Weighted inner product of functions

Question

I am facing difficulty understanding the requirement of the weighted inner product. As per my understanding, the inner or dot product is just the projection of one vector onto another and also gives the angle between them for vector spaces, or it is the integral of the product of two arbitrary functions continuous and differentiable within the interval (a,b) for the function spaces.
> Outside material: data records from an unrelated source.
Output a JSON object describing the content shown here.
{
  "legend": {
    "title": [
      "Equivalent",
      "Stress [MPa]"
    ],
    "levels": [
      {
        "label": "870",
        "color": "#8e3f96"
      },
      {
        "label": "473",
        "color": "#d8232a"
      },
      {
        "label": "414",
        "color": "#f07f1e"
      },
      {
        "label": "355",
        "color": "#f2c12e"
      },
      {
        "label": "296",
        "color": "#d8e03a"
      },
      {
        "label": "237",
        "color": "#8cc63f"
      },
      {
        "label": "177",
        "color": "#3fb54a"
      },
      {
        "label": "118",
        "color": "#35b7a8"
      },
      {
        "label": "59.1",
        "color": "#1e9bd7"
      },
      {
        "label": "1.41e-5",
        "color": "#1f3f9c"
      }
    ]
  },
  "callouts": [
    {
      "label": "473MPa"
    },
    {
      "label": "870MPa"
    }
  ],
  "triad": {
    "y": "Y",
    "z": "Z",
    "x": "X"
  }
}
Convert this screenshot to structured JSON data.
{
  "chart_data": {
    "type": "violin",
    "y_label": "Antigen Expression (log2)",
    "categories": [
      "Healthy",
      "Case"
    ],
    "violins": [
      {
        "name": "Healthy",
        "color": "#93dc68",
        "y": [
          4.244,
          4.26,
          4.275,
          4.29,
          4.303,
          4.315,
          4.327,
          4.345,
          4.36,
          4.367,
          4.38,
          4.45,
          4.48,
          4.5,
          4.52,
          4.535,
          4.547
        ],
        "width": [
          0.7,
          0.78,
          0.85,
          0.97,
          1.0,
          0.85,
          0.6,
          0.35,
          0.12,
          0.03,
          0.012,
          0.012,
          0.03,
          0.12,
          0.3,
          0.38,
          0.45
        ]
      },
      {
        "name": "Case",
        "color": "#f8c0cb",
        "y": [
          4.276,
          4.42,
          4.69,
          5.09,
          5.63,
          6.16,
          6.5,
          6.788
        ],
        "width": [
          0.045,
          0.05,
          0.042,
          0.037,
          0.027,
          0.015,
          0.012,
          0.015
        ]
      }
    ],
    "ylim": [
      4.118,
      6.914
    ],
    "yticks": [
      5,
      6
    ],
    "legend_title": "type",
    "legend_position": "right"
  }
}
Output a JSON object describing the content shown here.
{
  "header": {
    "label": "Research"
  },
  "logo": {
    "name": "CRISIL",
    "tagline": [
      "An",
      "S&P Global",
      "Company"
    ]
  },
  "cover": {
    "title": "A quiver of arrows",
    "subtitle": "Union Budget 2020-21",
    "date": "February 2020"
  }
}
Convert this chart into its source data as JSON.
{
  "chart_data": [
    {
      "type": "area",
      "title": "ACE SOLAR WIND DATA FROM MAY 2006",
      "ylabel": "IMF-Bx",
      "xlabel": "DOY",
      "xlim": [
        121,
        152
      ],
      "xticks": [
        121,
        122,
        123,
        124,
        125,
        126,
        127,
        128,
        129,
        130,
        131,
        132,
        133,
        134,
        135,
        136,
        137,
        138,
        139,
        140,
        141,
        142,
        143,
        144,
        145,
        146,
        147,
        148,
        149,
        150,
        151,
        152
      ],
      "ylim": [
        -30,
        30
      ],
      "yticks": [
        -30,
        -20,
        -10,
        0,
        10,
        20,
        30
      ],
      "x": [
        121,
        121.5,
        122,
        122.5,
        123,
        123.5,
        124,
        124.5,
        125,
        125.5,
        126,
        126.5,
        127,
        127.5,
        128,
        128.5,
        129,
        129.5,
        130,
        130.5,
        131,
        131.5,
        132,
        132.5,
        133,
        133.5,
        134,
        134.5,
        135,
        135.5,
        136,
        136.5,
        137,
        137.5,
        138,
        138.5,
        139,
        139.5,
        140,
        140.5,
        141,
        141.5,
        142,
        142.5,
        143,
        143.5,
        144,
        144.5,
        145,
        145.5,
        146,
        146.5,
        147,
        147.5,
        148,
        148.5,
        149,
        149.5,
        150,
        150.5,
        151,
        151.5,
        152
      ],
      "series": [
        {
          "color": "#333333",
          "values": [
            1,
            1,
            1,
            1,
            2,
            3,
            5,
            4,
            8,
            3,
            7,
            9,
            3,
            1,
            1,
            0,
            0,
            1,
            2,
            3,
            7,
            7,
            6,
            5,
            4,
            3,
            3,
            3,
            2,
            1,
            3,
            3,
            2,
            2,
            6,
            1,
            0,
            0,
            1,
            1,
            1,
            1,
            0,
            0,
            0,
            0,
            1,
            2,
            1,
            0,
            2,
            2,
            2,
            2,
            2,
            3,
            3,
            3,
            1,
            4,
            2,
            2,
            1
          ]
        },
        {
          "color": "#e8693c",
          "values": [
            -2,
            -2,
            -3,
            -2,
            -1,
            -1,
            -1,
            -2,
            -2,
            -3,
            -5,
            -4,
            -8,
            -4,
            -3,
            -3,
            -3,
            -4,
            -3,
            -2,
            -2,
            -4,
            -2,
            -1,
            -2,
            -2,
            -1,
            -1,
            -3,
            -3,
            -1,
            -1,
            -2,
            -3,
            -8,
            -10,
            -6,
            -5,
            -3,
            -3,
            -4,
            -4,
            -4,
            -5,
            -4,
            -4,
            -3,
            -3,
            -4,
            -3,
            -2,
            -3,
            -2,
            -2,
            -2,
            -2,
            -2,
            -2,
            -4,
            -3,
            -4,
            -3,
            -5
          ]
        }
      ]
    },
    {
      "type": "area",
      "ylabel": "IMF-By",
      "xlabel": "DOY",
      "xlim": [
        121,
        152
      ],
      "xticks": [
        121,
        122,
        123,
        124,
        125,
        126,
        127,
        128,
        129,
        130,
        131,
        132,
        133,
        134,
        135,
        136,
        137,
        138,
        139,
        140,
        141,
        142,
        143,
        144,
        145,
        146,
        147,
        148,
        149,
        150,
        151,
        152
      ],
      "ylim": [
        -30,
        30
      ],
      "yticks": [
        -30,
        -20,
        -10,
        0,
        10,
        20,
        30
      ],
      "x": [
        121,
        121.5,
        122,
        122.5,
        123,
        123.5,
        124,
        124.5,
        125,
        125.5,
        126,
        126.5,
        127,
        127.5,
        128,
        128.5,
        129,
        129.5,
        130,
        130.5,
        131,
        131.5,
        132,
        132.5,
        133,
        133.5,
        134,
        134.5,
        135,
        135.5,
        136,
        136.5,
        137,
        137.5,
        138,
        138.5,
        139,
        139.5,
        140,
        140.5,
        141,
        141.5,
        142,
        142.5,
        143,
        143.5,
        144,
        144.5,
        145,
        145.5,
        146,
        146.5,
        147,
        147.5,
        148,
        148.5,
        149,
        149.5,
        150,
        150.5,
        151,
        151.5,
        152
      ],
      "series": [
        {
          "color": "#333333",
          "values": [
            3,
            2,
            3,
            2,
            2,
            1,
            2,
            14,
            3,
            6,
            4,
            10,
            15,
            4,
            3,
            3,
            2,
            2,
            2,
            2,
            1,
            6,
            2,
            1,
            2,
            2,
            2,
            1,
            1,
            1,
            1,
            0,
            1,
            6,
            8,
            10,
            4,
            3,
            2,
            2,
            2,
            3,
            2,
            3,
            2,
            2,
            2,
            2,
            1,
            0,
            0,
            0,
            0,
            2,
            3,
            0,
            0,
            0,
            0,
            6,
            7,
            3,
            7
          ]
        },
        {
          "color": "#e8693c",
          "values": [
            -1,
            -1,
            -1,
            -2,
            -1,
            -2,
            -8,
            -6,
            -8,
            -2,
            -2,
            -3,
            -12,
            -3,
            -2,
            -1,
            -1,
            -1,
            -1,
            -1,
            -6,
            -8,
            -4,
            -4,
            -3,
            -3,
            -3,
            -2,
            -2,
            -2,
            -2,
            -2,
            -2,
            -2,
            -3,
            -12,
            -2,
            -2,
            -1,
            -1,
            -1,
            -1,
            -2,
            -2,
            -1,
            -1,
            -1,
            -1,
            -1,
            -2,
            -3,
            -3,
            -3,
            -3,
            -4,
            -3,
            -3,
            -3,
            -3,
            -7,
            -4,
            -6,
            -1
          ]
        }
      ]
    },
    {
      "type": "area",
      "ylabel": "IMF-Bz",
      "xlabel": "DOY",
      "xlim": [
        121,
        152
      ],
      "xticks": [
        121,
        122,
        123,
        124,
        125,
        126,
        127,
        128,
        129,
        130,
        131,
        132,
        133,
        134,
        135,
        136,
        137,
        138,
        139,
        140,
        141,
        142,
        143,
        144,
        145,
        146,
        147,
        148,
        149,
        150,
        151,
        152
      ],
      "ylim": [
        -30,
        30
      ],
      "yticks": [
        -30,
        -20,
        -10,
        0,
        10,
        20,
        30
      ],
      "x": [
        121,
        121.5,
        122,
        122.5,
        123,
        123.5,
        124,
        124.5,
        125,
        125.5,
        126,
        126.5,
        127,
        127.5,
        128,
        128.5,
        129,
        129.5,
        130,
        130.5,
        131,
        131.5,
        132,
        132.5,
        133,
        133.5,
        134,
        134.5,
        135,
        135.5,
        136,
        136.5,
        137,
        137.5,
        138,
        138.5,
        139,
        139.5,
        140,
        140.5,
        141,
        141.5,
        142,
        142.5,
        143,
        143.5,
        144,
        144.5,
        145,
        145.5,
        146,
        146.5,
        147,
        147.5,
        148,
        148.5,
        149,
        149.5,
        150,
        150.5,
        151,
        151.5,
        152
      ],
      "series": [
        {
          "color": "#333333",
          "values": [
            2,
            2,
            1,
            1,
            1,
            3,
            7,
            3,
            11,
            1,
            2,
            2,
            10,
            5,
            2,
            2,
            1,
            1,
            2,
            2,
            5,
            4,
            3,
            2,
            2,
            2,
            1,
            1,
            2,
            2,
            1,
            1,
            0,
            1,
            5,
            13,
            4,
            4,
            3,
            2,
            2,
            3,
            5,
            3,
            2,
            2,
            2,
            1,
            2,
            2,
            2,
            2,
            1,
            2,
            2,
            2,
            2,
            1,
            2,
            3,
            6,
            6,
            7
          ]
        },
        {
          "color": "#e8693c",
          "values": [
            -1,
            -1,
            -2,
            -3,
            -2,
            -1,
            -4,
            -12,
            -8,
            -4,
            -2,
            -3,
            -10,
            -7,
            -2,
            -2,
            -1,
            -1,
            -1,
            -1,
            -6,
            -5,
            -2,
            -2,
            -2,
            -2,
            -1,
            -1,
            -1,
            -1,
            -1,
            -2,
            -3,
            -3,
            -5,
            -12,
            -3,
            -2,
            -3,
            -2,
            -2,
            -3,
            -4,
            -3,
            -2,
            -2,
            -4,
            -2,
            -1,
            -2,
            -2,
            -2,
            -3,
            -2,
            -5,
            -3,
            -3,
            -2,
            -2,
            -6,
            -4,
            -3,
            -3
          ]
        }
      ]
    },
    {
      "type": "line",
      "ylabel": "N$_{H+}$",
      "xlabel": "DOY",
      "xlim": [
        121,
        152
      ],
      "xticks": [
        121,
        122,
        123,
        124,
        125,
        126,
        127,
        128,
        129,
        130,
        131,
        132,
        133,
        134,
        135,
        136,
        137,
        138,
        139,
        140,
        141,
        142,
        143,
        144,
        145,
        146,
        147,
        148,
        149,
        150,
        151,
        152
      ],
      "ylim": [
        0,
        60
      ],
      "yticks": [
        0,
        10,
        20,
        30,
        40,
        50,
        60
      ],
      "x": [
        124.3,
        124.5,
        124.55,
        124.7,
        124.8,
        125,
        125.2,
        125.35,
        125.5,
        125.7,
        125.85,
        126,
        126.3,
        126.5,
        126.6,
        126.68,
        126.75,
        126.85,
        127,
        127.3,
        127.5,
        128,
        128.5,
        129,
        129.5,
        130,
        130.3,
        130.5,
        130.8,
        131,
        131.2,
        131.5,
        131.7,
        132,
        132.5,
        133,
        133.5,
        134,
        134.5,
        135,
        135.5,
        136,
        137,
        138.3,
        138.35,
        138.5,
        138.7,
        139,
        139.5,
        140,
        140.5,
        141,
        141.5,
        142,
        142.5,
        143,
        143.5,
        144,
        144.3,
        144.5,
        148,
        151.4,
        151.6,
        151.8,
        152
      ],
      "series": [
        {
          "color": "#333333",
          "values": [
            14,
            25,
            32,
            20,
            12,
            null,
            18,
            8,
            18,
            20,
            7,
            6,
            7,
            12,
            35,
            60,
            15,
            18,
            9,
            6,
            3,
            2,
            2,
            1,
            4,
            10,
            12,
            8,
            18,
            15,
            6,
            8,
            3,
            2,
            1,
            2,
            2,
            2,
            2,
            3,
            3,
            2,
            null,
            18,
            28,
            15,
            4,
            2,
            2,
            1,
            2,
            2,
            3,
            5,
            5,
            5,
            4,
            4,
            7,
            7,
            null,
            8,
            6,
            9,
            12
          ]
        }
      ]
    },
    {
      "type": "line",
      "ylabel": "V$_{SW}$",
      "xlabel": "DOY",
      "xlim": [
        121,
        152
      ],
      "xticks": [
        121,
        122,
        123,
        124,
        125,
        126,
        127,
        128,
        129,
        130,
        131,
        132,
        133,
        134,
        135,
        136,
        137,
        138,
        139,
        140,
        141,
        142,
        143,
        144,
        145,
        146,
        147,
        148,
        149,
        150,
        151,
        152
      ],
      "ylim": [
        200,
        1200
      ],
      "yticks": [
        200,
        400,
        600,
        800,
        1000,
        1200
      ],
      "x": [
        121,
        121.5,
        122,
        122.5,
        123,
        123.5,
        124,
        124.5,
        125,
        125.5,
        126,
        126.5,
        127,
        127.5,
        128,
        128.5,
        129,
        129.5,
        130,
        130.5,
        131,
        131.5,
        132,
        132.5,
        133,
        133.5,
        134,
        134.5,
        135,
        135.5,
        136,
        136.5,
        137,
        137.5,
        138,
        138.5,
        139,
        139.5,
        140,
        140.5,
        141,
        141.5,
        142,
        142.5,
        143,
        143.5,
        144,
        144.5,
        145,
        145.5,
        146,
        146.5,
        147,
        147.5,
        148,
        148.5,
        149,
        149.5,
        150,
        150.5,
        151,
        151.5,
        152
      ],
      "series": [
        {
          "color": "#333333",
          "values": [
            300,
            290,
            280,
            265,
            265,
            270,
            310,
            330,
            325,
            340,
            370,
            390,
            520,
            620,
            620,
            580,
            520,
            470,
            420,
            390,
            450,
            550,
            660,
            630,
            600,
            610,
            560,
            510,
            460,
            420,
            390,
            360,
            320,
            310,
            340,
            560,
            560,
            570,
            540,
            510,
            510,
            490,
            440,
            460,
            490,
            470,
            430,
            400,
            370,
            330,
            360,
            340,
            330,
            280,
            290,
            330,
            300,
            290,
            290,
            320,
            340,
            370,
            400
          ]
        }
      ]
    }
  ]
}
And analogically I can relate the meaning of orthogonality of functions with the vectors when the integral is zero.$$<f,g>=\int_a^b f(x)g(x)dx$$

But why do we need the integral of the form $$I=\int_a^b w(x)f(x)g(x)dx$$for the inner product of the functions? As per my understanding, I think of it as something similar to the weighted integral statement in Finite Element Analysis where we provide weight to one function (i.e. scale the function values at different 'x' with w(x) ) and then integrate.

But neither am I able to interpret the meaning of the weighted inner product physically nor do I understand why the former inner product is not enough that we needed to define weighted inner product? Any help would be appreciated.

Also,let's say that the functions f(x) and g(x) are orthogonal with respect to weight function w(x) i.e. integral$$I=0$$then f(x) and g(x) are not actually orthogonal (or linearly independent if I speak in analogy with orthogonal eigenvector) right? Then how and why can we express any function as the linear combination of f & g which are orthogonal with respect to w(x) only? Why does f and g still form a basis?

Answer 1

The weight function has large values for those $x$ which are significant for the application you have in mind. Taking $x$ to be "frequency" for example, you might want to determine how similar two signals with spectra (fourier transform) $f$ and $g$ are, but your application requires that for some region of $[a,b]$ the similarity is more important and should be weighted higher. Say the importance is decaying as you move away from a certain point $c.$ Then you might use $$ \frac{\int_{a}^b w(x) f(x) g(x) \,dx}{\int_{a}^b w(x) \,dx} $$ with $w(x)$ (say) being defined as $$ w(x)=e^{-k|x-c|},\quad k>0. $$

Answer 2

Okay, I think I see. I can roughly explain how this fits in with the idea of inner product of functions. The idea is that, suppose we have a vector space and choose a basis $\{e_i\}$ then the dot product of two functions depend on the inner product matrix:

$$ v \cdot w= (v^1 e_1 +v^2 e_2 ) \cdot (w^1 e_1 + w^2 e_) = w^1 v^1 e_1 \cdot e_1 + w^2 v^2 e_2 \cdot e_2 + w^1 \cdot v^2 e_1 \cdot e_2 + w^2 \cdot v^1 e_2 \cdot e_1$$

Typically in Euclidean space, we choose $e_1 \cdot e_1 = e_2 \cdot e_1 = 1$ and $e_2 \cdot e_1 = e_1 \cdot e_2 = 0$

In matrix notation,

$$ v \cdot w = v^t M w$$

Where $M$ is inner product matrix, but how is this consistent with the abstract axiomatic definition of inner product space? A function of two vectors is an inner product only if such a matrix (with some additional properties) actually exist. See here.

Now, here is a set of symbolic manipulation which may help you see what is going on, we can write. I use the Riemann deftn $\int_0^b f(ih)= \sum_{i=0}^{\infty} f(ih) h$, we have:

$$ \left(\sum_{i=0}^{\infty} f(ih) h \right) \cdot_{\text{dot} } \left( \sum_{i=0}^{\infty} g(ih) h \right)= \sum_{i=0}^{\infty} f(ih) g(ih) w(ih) h$$

The idea is you split the interval $[0,a]$ into a set of equally paritioned point, to each point, we attach a number (similar to how we attach a number to a basis), so the values of functions of the function at points could in some sense be thought as components of vector with a basis. So, the dot product would be pointwise multiplication of these components weighted by the analogue of the inner product matrix here the $h$ comes to normalize for the width of partitions we take.

then f(x) and g(x) are not actually orthogonal

I think you may have skipped too many pages in your linear algebra textbook. Inner product determines orthogonality, not the other way around.